Applying real-time noninvasive pressure estimation obtained from subharmonic contrast microbubble signals

The long term goal of this project is to monitor and quantify intra-cardiac pressures via contrast-enhanced subharmonic imaging (SHI). Our group has proposed the concept of subharmonic aided pressure estimation (SHAPE) utilizing microbubble-based contrast agent signals for the noninvasive estimation of hydrostatic blood pressures in heart cavities and major blood vessels. An experimental system for in vitro SHAPE was constructed based on two single-element transducers assembled confocally at a 60deg angle to each other.

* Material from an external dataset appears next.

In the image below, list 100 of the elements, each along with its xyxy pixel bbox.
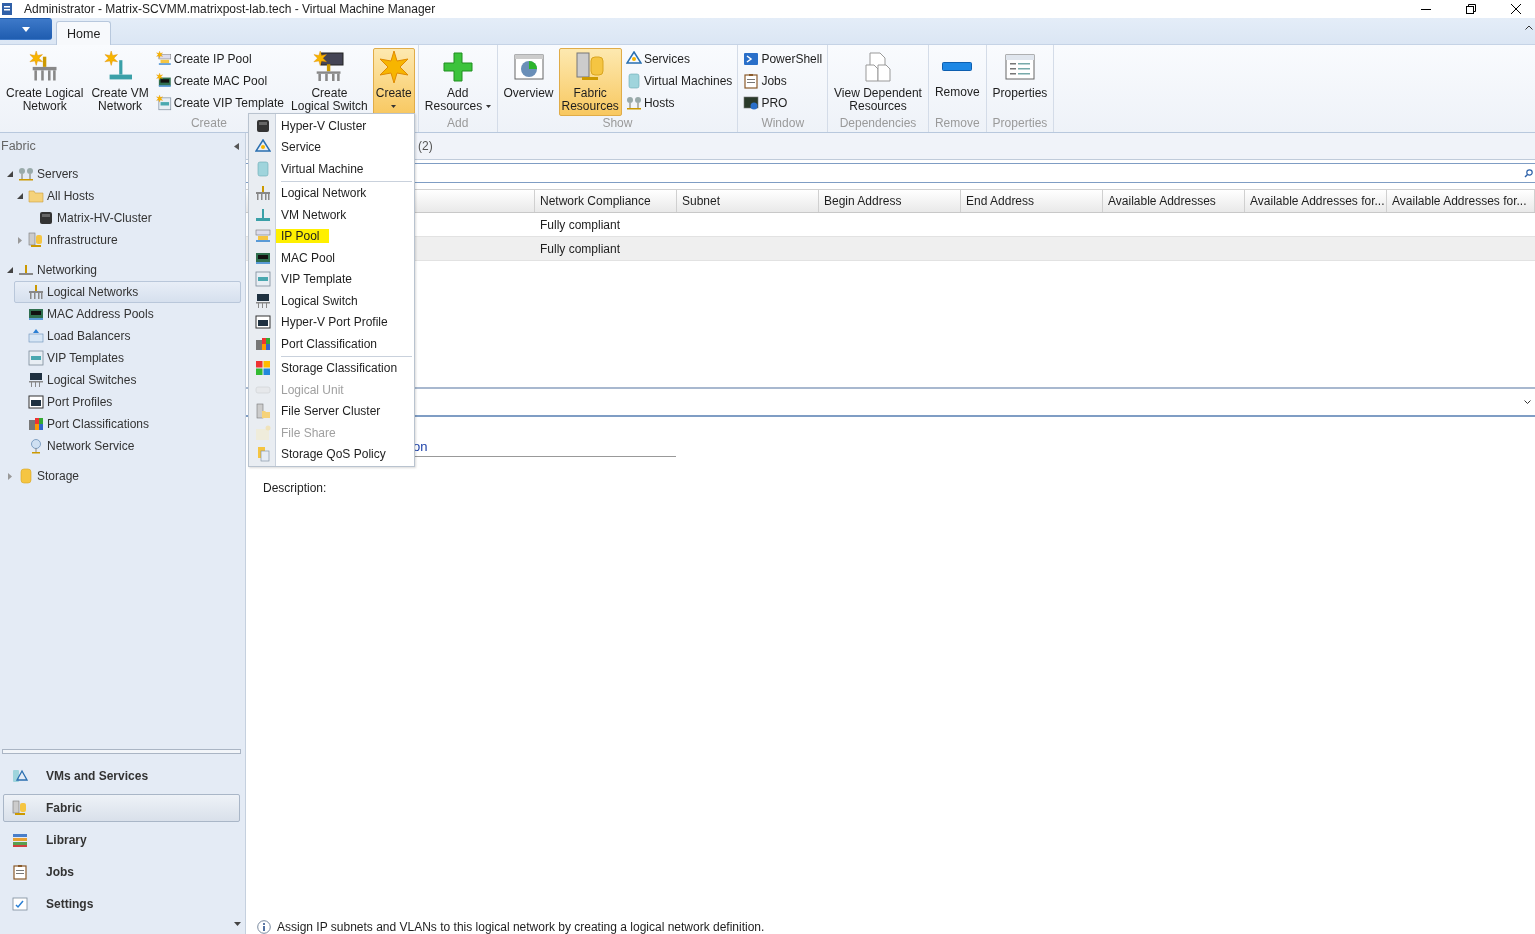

Changes in the first, second, and subharmonic amplitudes of six different ultrasound contrast agents were measured in vitro at hydrostatic pressures from 0-186 mmHg, acoustic pressures from 0.35-0.60 MPa and frequencies of 2.5-6.6 MHz. The optimal parameters for SHAPE were determined using linear regression analysis and implemented on a Logiq 9 scanner (GE Healthcare, Milwaukee, WI). Over the pressure range studied the first and second harmonic amplitudes reduced approximately 2 dB for all contrast agents. Over the same pressure range, the subharmonic amplitudes decreased by 10-14 dB and excellent linear regressions were achieved with the hydrostatic pressure variations (r 2 ges 0.98, p < 0.001). The optimal sensitivity was achieved at a transmit frequency of 2.5 MHz at a 0.35 MPa acoustic pressure using Sonazoid (GE Healthcare, Oslo, Norway). A Logiq 9 scanner was modified to implement SHI on a convex transducer with a frequency range from 1.5-4.5 MHz. In conclusion, subharmonic contrast signals are a good indicator of hydrostatic pressure. Real-time SHAPE has been implemented on a commercial scanner and offers the possibility of allowing pressure gradients in the heart to be obtained noninvasively.